ADME-Space validation
The comparison between the distributions of predicted versus effective properties for the in silico models used can provide a fist idea of the space reliability. Real structures for which experimental data were known were projected in the map. Then they were coloured either by the in silico value predicted by the models or by the corresponding experimental value. As illustrated in Fig. 3 with metabolic stability in human and 3A4 inhibition, the shapes for predicted and experimental data are quite similar. This is due to the quality of models and it confirms the accuracy of descriptors as well. Furthermore, it suggests how experimental properties are wells distributed in the same map. Similar shapes of distributions were observed also for other properties.
ADME-Space applications
Given the multilayer structure of the SOM, two or more ADME properties are easily comparable: this helps the simultaneous monitoring, necessary to guide the ADME optimization projects, in which we may focus on areas of the map characterized by no inhibition of cytochromes and transporters, along with low metabolism or high permeability, to mention a few.
Below we provide some examples to highlight how the ADME-Space can be used in drug development to decide which in vitro key ADME experiments may be carried out next. Routine ADME experiments often include metabolic stability, clearance and permeability, and give an overall idea of the most relevant processes. Besides these experiments, other important information may be necessary (implication of different cytochromes, mechanisms of absorption, influence of transport proteins), but the execution of the complete panel would increase the costs too much. Thus, warnings from the ADME-Space can guide the choice of additional experiments to perform, to minimize the research costs while optimizing the ADME profile of NMEs.
Finally, we used the ADME-Space to project external compounds, a small series of analogues designed to inhibit the bacterial efflux pump NorA, and a set of compounds having measured experimental solubility (soluble and not-soluble molecules). The results obtained are discussed below.

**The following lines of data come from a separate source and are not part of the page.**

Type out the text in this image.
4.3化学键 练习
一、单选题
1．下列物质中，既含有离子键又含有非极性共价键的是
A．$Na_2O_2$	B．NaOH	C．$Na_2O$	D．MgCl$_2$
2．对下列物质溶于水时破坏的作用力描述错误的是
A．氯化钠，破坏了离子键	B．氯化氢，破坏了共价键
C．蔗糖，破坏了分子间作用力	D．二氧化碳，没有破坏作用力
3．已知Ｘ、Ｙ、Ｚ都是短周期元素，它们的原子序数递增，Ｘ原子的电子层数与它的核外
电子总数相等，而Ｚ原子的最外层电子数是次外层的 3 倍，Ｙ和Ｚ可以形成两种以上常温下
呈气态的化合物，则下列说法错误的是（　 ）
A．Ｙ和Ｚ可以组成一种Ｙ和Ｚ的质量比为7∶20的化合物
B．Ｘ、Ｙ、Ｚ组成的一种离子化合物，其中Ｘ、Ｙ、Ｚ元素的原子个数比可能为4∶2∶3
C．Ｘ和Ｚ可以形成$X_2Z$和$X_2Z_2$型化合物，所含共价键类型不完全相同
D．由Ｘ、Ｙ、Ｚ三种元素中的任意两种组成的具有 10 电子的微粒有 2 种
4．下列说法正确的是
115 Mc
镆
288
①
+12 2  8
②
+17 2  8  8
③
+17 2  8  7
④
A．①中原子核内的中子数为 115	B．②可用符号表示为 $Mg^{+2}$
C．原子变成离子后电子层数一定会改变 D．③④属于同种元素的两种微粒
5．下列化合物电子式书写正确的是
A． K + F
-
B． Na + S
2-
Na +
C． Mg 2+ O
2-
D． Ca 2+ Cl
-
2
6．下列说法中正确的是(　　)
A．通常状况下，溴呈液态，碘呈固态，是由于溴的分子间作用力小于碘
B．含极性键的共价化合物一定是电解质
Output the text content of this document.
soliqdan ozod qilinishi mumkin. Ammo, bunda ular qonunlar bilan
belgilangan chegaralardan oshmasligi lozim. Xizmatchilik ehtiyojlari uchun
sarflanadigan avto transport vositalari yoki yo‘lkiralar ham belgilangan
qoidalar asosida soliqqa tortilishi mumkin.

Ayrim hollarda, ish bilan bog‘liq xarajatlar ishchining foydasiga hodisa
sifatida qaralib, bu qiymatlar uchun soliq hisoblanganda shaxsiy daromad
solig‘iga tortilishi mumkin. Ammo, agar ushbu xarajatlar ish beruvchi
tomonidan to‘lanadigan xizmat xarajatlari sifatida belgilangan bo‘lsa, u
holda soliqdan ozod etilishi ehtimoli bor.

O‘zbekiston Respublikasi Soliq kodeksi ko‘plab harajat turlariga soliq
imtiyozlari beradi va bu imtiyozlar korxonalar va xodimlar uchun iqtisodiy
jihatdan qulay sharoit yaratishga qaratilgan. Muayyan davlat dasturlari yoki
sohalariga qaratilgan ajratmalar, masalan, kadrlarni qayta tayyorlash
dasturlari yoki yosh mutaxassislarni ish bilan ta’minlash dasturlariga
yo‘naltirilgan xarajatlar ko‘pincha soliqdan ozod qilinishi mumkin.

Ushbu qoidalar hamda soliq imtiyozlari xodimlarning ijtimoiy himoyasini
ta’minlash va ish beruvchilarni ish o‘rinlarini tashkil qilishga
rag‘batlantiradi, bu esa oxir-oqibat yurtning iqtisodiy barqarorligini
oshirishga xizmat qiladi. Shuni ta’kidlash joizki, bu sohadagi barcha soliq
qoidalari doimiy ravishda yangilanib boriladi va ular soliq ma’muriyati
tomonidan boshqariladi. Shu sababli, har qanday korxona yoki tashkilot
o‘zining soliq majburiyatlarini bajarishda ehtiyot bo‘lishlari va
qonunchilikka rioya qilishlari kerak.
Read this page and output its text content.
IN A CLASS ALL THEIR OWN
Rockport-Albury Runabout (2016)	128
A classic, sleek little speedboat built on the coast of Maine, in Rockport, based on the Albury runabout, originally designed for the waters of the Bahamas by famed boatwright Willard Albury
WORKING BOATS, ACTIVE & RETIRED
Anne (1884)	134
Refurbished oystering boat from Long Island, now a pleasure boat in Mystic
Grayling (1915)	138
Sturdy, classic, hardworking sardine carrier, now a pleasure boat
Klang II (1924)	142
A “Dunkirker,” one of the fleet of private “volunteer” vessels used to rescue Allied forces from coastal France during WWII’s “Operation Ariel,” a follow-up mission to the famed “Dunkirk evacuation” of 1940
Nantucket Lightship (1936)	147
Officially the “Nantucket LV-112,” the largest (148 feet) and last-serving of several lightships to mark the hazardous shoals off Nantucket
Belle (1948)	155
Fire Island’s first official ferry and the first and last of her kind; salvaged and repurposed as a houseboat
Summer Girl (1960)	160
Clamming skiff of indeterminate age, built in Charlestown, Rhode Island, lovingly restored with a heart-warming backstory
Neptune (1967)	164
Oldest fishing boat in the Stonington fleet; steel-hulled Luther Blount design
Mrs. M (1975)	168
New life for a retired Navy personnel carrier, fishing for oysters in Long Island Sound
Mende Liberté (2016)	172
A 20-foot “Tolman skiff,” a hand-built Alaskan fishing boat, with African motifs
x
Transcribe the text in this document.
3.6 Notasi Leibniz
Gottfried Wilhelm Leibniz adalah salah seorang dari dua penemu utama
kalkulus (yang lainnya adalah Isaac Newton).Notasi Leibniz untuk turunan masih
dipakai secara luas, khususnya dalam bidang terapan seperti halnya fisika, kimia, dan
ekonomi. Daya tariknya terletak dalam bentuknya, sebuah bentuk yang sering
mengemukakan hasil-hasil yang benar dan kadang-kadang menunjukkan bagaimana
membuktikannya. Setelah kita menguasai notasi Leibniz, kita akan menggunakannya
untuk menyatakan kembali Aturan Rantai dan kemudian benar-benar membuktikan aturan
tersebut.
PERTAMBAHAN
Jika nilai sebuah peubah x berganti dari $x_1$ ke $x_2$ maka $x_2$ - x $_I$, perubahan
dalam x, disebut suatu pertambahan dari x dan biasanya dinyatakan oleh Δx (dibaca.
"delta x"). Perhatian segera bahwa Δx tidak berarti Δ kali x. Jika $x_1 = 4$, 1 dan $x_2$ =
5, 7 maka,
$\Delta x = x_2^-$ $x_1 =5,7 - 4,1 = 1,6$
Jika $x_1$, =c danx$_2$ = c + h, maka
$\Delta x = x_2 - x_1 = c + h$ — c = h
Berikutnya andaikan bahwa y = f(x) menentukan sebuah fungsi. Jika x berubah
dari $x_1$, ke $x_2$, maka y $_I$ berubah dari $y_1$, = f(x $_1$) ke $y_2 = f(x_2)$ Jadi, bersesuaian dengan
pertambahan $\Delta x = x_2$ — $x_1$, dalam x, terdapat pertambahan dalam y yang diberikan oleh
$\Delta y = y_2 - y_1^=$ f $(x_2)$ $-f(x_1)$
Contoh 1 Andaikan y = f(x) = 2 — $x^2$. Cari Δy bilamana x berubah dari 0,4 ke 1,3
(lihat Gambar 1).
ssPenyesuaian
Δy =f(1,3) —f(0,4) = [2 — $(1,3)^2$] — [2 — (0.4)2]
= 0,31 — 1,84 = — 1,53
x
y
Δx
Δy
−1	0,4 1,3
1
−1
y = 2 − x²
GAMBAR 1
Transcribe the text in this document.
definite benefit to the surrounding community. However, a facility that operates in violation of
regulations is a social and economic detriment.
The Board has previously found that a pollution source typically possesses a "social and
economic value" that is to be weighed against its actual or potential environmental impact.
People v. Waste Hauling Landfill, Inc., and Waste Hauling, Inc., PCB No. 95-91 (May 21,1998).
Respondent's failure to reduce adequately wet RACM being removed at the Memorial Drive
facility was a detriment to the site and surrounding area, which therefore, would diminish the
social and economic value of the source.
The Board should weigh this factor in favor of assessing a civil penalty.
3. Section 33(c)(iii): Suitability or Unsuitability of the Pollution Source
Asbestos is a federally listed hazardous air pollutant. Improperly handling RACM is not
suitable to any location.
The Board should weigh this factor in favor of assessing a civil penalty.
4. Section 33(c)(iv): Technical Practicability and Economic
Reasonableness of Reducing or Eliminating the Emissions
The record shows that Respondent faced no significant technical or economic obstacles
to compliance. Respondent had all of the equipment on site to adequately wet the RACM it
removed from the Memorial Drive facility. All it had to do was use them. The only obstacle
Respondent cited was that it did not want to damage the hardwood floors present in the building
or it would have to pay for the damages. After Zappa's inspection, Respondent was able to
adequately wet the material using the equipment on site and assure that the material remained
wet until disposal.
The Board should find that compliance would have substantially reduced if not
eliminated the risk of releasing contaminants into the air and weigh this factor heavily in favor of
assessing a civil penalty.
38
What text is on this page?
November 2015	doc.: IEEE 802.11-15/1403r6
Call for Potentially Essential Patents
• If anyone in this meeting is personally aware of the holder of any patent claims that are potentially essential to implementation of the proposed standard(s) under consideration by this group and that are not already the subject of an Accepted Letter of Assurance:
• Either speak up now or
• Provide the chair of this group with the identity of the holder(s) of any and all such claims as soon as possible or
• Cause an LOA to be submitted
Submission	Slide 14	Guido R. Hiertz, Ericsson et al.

Application 1: focus on permeability and active transport
Efflux proteins can modulate the drug intestinal absorption, estimated in vitro by using Caco-2 cells. Figure 4 compares the maps of Caco-2 permeability and transport mediated by Pgp and BCRP. Noteworthy, we observed a similar profile of the maps for low permeability (red) and high transport (green) by Pgp. The profile of BCRP is different, but some intersecting regions exist. Thus, we identified three main areas (circled in black and marked as A, B and C), that correspond to low permeability regions, coloured by the efflux protein involved. As example, three public molecules, taken from DrugBank45, projected on the space and located in these three regions are reported. For the molecule DB01203, DrugBank reports low absorption and Pgp transport in accordance to our findings. The other two are experimental drugs for which no further ADME information is available. According to the maps, Pgp can be hypothesized as the major cause for the low permeability of compounds of the A region (purple cells), and the same can be hypothesized for BCRP (orange cells) for compounds of the C region. On the other hand, the low permeability of compounds from region B may be seen as a mixed effect of both transporters (black cells). In general, this result is in agreement with the experimental finding whereby low permeability molecules in Caco-2 experiments could be effectively transported by transport proteins46. Common output of Caco-2 experiments is whether active transport is involved, but not which protein is responsible. Thus, the maps can guide to run experiments toward Pgp, BCRP, both proteins or even none of them. Further evidence from the maps is the only partial overlapping of Pgp and BCRP maps that reflects a substrates diversity47. We also observed, in minor extent, mismatching regions (not shown), where the low permeability of molecules is not a consequence of efflux proteins, but could be due to other factors (such as, simply, high polarity).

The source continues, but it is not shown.